By: Lisa Philippart
One of my areas of expertise is anxiety. I am a master at it! I have used my own struggles and challenges with anxiety, stress, worry, fear, apprehension, concern, unease … whatever you want to call it, as examples to help my clients. It has taken me a while to figure out that overcoming my anxiety has required learning to face the situations which I would normally avoid. Dialectical Behavior Therapy (DBT) calls it Opposite Action. Opposite Action is an emotion regulation skill that is a deliberate attempt to act opposite of your emotion urge. For example, if you feel sad, rather than isolating yourself from others, you would choose to get out and do something to keep yourself busy. My favorite strategy involves an acronym to help you remember the steps. FACE stands for Find, Action, Coping, Evaluate. Let’s take a look at each of these steps in detail.
If you tend to be an anxious person, you may have noticed that you get caught up in the cycle of anxiety. This cycle begins with anxious thoughts and feelings. The cognitive behavior therapist would attempt to convince you that your thoughts or beliefs initiate your feelings. In other words, how you think about someone or something determines how you feel about that someone or something. For example, if I see a dog running toward me, my belief will determine how I feel about the dog.
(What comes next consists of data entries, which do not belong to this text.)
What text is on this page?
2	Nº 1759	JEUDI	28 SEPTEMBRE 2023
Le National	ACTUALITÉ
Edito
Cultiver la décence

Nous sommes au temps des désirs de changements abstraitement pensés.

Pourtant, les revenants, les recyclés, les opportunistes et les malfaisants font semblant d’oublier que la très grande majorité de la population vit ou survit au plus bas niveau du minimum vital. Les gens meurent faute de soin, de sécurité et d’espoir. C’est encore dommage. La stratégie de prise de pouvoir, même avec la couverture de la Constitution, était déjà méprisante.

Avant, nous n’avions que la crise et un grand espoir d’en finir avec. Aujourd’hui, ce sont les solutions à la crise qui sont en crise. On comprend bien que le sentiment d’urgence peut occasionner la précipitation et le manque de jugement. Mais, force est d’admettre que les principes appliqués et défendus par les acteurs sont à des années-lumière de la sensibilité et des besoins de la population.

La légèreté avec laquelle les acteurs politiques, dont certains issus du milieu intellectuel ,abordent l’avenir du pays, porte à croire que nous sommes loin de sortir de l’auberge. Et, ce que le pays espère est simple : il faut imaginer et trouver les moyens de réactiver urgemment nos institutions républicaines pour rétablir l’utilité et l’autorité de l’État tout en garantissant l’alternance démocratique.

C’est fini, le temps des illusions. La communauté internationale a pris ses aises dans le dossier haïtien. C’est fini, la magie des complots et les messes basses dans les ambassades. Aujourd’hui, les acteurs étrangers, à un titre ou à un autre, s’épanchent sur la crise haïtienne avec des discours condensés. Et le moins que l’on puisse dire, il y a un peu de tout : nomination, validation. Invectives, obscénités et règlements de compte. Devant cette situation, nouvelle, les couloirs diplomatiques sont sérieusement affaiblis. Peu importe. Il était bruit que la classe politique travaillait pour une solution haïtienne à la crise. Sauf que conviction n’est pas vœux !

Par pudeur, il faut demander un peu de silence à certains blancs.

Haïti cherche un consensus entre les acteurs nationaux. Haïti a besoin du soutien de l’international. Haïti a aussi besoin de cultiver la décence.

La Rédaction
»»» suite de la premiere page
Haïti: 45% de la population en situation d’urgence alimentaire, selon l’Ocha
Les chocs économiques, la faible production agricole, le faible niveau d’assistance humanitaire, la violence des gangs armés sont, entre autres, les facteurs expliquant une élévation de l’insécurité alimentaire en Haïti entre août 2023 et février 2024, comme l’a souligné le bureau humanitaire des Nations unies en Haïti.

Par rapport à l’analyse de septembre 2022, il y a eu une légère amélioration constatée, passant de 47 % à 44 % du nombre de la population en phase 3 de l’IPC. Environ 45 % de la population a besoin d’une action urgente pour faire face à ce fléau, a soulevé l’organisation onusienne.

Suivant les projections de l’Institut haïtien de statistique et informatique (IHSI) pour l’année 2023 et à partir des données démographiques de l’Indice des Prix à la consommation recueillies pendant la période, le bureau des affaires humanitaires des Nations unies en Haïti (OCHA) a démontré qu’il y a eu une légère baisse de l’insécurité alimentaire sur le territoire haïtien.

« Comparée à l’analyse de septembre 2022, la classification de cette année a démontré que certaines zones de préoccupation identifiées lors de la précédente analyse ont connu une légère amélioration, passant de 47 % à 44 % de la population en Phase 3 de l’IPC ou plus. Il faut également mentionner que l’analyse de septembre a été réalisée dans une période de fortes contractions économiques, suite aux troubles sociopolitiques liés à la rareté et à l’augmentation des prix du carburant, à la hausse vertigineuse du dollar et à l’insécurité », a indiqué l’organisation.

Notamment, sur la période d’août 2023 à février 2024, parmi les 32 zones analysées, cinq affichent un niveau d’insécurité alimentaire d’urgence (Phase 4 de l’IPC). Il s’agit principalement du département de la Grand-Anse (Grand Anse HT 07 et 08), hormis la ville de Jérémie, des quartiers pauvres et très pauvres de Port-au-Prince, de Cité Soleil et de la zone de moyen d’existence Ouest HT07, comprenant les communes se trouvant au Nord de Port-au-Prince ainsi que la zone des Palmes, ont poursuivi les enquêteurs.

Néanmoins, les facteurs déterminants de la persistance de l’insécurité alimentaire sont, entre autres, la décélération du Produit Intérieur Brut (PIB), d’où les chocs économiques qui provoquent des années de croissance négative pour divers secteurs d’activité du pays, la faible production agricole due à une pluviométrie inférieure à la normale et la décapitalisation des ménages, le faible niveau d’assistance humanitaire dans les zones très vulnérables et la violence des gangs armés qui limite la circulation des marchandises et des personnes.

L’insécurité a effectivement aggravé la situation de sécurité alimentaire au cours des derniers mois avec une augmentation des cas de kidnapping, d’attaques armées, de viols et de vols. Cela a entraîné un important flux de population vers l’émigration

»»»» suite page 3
If I have been bitten by a dog before, my thought would be that this dog will bite me and, therefore, I will be afraid. If this dog reminds me of my own dog, my thought would be that this dog is friendly and I will be happy. When I experience anxiety, my go-to action is to avoid the situation or person. This is when Opposite Action can step in to divert this process. Otherwise, I go from anxiety to avoidance to leading a restricted life, which makes me feel even worse. And feeling worse make me anxious! And round we go again.
By using FACE, I have been able to work toward overcoming some of my fears and tendencies to hide and escape. F stands for find. Find and identify what you would like to be able to FACE, rather than avoid. Begin by writing a list of several targets to face, then choose one that is not too distressing. For example, I would like to be able to feel less anxious when presenting to a group of people. Fear of public speaking is common. And if you are like me, you go through all the “what ifs”…..what if I trip on the way to the podium, what if I stumble over my words, what if someone asks me a question I can’t answer, etc. A stands for action. Decide on the steps you need to take. I find it helpful to break it down into manageable chunks, like steps on a ladder. Start with step one on the bottom rung and list the clear movements needed to reach the top of the ladder. In my example, before a presentation, I put together a detailed plan for what I want to say and how I want to say it…and then I practice my presentation over and over. Each rung is a step in the process. C stands for coping. Write down all your coping strategies and use those that are going to be the most useful for that situation. What are your coping skills? It helps to have a master list of skills and ideas. In my example of public speaking, one of my most effective coping strategies is using aromatherapy to ground me and calm me down before I present. And finally, E stands for evaluate. After you have taken all the steps, review how things went. What worked? What didn’t go so well? What could you do differently next time?
The goal of FACE is to learn to overcome your anxiety by decreasing your tendency to avoid, leading to a more full and purposeful life. Give it a try!
P.S. May is Mental Health Awareness Month. What are you doing to take care of your mental and emotional health?